Je vais paraître bien exigeant à M. Wilm ; mais j’irai jusqu’à le prier de ne pas omettre dans l’histoire des idées de l’Allemagne une intelligence comme celle de Goethe. Pourquoi priverait-il son œuvre de l’intérêt et de l’éclat qu’y porterait avec lui l’immortel auteur du Faust ? Goethe n’est pas seulement un grand poète, et tout le monde sait qu’il avait le génie de l’histoire naturelle. Mais on sait moins qu’il possédait, sinon le génie, au moins le goût passionné de la grande métaphysique. Qu’on cherche à deviner quelle était la lecture favorite de celui qui a écrit Werther et Wilhem Meister ? C’était l’Éthique de Spinoza. Oui, l’Éthique, c’est-à-dire la philosophie devenue une algèbre de la pensée humaine. Sous les formules glacées de cette métaphysique abstraite, l’ame de Goethe sentait l’ame du pauvre Juif cherchant, hors du monde qui le réprouvait, un asile inviolable dans la pensée de l’identité universelle. C’est que les spéculations audacieuses de la philosophie allemande avaient exercé sur l’esprit de Goethe, une influence décisive, et qui se manifeste à chaque page de sa plus étonnante création.

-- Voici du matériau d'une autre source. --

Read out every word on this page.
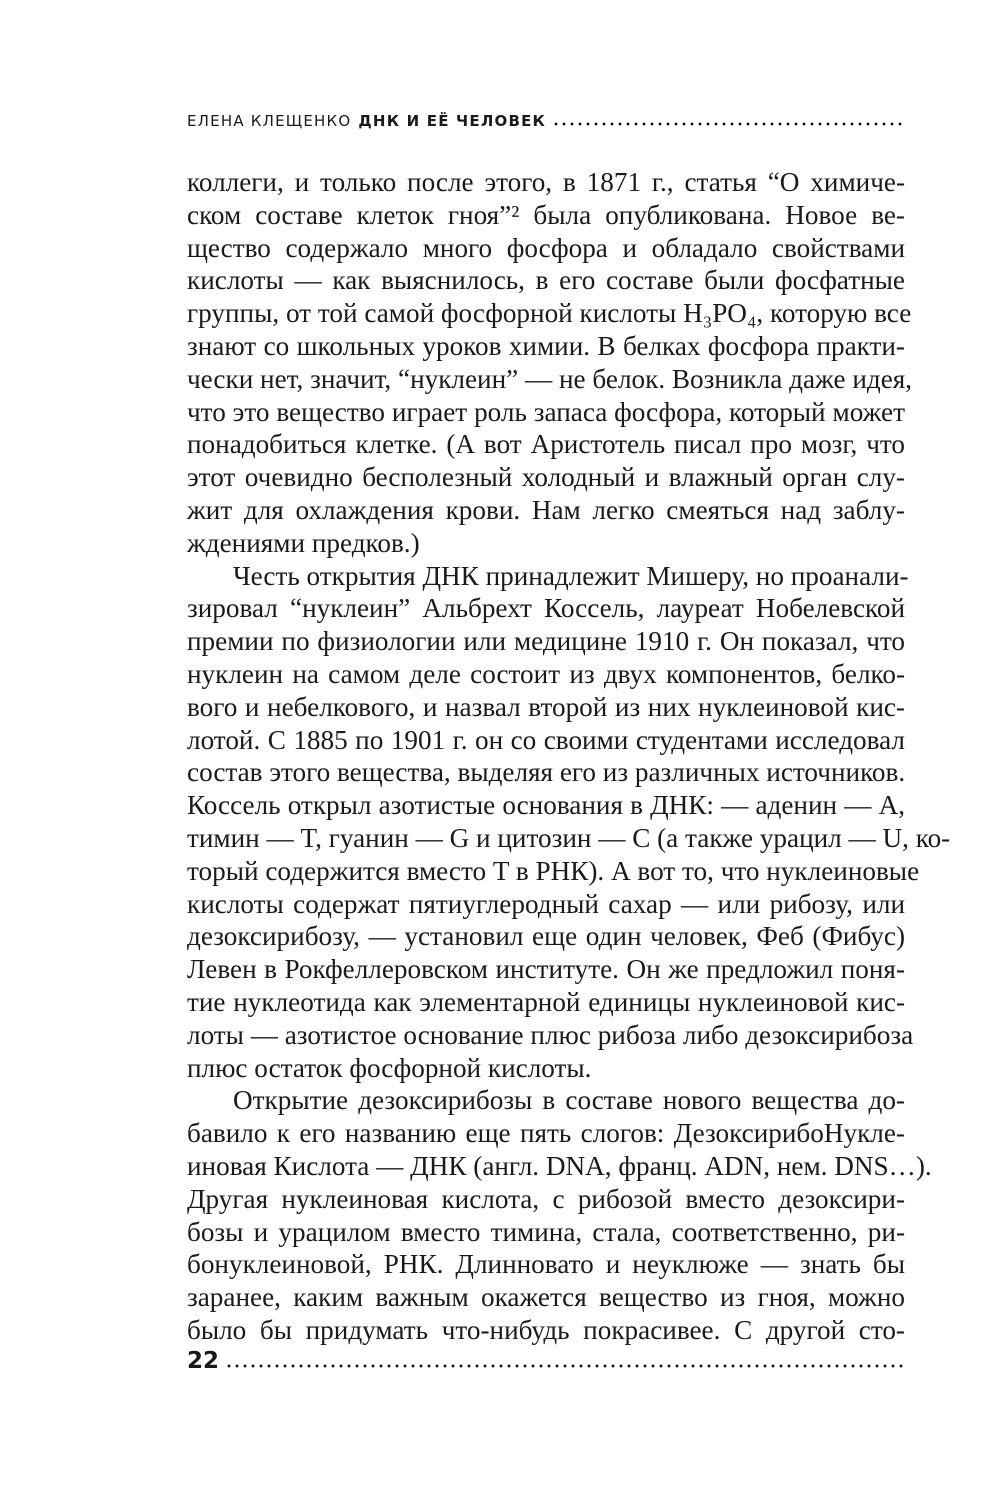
ЕЛЕНА КЛЕЩЕНКО ДНК И ЕЁ ЧЕЛОВЕК
коллеги, и только после этого, в 1871 г., статья “О химиче-
ском составе клеток гноя”² была опубликована. Новое ве-
щество содержало много фосфора и обладало свойствами
кислоты — как выяснилось, в его составе были фосфатные
группы, от той самой фосфорной кислоты H₃PO₄, которую все
знают со школьных уроков химии. В белках фосфора практи-
чески нет, значит, “нуклеин” — не белок. Возникла даже идея,
что это вещество играет роль запаса фосфора, который может
понадобиться клетке. (А вот Аристотель писал про мозг, что
этот очевидно бесполезный холодный и влажный орган слу-
жит для охлаждения крови. Нам легко смеяться над заблу-
ждениями предков.)
Честь открытия ДНК принадлежит Мишеру, но проанали-
зировал “нуклеин” Альбрехт Коссель, лауреат Нобелевской
премии по физиологии или медицине 1910 г. Он показал, что
нуклеин на самом деле состоит из двух компонентов, белко-
вого и небелкового, и назвал второй из них нуклеиновой кис-
лотой. С 1885 по 1901 г. он со своими студентами исследовал
состав этого вещества, выделяя его из различных источников.
Коссель открыл азотистые основания в ДНК: — аденин — A,
тимин — T, гуанин — G и цитозин — C (а также урацил — U, ко-
торый содержится вместо T в РНК). А вот то, что нуклеиновые
кислоты содержат пятиуглеродный сахар — или рибозу, или
дезоксирибозу, — установил еще один человек, Феб (Фибус)
Левен в Рокфеллеровском институте. Он же предложил поня-
тие нуклеотида как элементарной единицы нуклеиновой кис-
лоты — азотистое основание плюс рибоза либо дезоксирибоза
плюс остаток фосфорной кислоты.
Открытие дезоксирибозы в составе нового вещества до-
бавило к его названию еще пять слогов: ДезоксирибоНукле-
иновая Кислота — ДНК (англ. DNA, франц. ADN, нем. DNS…).
Другая нуклеиновая кислота, с рибозой вместо дезоксири-
бозы и урацилом вместо тимина, стала, соответственно, ри-
бонуклеиновой, РНК. Длинновато и неуклюже — знать бы
заранее, каким важным окажется вещество из гноя, можно
было бы придумать что-нибудь покрасивее. С другой сто-
22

Il me semble que la philosophie n’aurait rien à perdre si on ne la séparait pas trop de la littérature, des arts, des idées religieuses et sociales, et en général des grandes affaires de l’humanité. M. Wilm, il faut le dire, rend son histoire un peu trop scolastique. Il ne sort pas un seul instant des universités, et son exposition est celle d’un austère professeur. Sans doute, sa méthode est d’une régularité parfaite, mais elle est aussi un peu monotone. Après avoir raconté sèchement la vie de son philosophe, M. Wilm prend un à un ses écrits les plus importans et en donne un résumé exact et fidèle ; puis il résume ce résumé, et conclut par un certain nombre de remarques, généralement fort judicieuses. C’est à merveille ; mais point de ces aperçus qui marquent d’un trait ferme et profond l’idée fondamentale répandue dans une foule d’écrits divers et dans toute la carrière d’un philosophe ; point de cette précision supérieure qui saisit corps à corps, non la forme de l’idée, mais l’idée elle-même ; point aussi de ces grandes vues critiques qui éclairent, enchaînent, dominent toute une suite de spéculations. Mais n’allons pas nous plaindre trop durement de l’absence de ces idées supérieures. Ce serait accuser la modestie et la bonne foi de M. Wilm, qui s’est effacé pour mieux faire paraître ses héros, et a volontairement immolé sa gloire à celle des philosophes de l’Allemagne.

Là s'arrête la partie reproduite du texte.